Bug and issue trackers are about multiple people collaborating on a shared goal. So, it’s important for everyone to have visibility into each other’s work loads. This is the single most important defining characteristic because it affects and informs all of the other design decisions.

Limitless vs. Discrete

With help desks, you can’t always predict who your users will be. For instance, if you sell software, you could have thousands or millions of users. As a result, you need to either accept anonymous or semi-anonymous requests or provide a means for users to register and create an account.

However, complete anonymity is a dangerous idea. A significant number of requests require additional details or clarification because very few people are thorough enough to submit all of the necessary information on the first request. If you can’t follow up with someone, you can’t get this information.

With a bug and issue tracker such as Sifter, there is a basic assumption that the people involved are on a well-defined team with a discrete number of team members. Under these circumstances, it is possible for each team member to have a manually-created account.

Since everyone in Sifter has their own account, the concept of accountability is baked deeply into Sifter. We’ve always felt that the best way for work to get done is for one person and one person only, the assignee, to be responsible for the solution while one person, the opener, is responsible for the problem, or, more accurately, facilitating the solution and providing the necessary information to the assignee.

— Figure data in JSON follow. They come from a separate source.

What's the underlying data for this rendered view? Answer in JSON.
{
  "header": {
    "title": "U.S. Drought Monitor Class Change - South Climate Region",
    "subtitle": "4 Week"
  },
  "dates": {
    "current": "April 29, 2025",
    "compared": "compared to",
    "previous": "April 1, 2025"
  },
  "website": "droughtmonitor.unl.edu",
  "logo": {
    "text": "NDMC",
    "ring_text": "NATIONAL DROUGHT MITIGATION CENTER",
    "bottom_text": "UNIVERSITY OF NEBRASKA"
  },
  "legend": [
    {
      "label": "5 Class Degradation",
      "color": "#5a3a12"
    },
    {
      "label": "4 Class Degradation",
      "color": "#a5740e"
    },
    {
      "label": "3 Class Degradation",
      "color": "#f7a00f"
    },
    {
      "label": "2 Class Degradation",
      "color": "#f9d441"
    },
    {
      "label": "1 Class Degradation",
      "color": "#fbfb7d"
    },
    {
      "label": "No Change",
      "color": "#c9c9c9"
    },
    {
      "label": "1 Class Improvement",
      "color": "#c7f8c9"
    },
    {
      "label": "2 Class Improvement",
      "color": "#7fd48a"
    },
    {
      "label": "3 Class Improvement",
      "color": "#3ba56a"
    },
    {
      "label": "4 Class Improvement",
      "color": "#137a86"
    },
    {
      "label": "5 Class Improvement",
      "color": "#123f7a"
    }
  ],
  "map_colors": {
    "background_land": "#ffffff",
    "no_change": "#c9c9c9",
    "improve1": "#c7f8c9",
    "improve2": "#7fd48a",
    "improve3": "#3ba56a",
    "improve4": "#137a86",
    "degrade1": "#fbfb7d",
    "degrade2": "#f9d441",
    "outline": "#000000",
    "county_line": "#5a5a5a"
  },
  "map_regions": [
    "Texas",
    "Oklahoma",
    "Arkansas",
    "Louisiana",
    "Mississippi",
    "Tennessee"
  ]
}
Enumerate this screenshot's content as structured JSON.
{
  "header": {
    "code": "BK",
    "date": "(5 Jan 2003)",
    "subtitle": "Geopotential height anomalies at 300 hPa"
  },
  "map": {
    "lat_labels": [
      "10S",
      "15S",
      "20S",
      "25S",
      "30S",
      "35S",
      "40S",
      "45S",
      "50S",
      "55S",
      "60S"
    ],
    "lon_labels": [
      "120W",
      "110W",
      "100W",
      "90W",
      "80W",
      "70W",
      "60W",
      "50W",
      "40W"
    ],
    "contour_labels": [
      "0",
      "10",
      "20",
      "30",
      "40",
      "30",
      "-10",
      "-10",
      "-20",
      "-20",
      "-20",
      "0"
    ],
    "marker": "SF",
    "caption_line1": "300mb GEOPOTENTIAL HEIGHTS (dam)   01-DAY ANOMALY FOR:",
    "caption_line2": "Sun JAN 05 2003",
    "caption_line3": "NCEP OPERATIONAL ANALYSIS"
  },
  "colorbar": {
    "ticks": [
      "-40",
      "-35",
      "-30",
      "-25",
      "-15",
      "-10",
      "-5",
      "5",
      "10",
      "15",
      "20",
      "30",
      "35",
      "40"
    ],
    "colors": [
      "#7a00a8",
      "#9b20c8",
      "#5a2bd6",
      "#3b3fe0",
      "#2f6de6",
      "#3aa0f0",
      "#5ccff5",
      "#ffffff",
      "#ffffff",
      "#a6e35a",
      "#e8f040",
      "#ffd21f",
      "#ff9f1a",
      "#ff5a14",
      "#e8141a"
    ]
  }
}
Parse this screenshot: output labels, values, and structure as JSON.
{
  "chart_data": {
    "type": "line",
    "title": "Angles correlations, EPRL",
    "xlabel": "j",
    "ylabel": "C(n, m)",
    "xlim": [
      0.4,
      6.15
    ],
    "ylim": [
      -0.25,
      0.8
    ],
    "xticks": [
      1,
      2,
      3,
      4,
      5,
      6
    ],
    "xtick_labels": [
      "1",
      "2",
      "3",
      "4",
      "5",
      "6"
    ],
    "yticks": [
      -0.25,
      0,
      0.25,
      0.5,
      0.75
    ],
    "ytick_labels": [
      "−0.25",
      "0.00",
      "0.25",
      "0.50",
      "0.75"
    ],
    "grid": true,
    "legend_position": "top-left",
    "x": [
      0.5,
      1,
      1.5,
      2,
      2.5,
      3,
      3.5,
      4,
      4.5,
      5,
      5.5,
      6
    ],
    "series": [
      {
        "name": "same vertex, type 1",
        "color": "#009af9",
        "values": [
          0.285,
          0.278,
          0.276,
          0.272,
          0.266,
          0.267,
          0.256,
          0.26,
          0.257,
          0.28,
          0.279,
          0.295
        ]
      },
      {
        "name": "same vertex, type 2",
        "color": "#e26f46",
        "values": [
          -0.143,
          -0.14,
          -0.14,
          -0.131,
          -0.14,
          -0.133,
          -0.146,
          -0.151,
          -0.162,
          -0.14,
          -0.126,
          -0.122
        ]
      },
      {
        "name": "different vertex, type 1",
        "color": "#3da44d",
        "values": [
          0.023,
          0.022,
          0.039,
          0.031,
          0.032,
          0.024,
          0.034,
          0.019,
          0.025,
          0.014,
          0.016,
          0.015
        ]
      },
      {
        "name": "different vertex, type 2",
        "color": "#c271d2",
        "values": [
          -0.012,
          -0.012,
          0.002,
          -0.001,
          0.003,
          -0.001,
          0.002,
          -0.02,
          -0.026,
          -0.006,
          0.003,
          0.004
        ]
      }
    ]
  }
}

With an anonymous request, there’s no way to follow up for that additional information. In fact, even if you think you’ve fixed the problem, you have no real way of knowing whether you did indeed fix the problem for that individual.

Open-Source

The exception to the rules is open-source software which needs and involves elements of both a help desk and a bug tracker. The participants are limitless and undefined, and everyone should have access to all of the issues. Similarly, there will be active participants who both discover and fix bugs, but there will also be people who are only interested in sharing their individual needs and are not necessarily interested in the project as a whole. These are subtle but important differences that complicate things for us. Ultimately, we’d like to support open source projects, but we have to focus first and foremost on our core goals.

Summary

We’d love for Sifter to work great as a help desk, bug and issue tracker, and open-source bug and issue tracker. It would obviously increase our potential customer-base, and what business wouldn’t want that? However, we also firmly believe that if you chase two rabbits, you won’t catch either.

Our decision to make Sifter what it is wasn’t accidental or contrived. We built the tool that we always wished we had in order to work with clients. We understood that we couldn’t be everything to everybody, so we chose to focus on supporting a client/consultant or developer/stakeholder relationship for well-defined teams.

This isn’t to say that Sifter can’t be used as a help desk, but it’s definitely not designed to behave like one. Every decision about responsibility and workflow has been carefully considered and explored, and we’ve had to make some decisions that impede Sifter’s ability to work as a help desk in order to make sure that it really works at being a bug and issue tracker.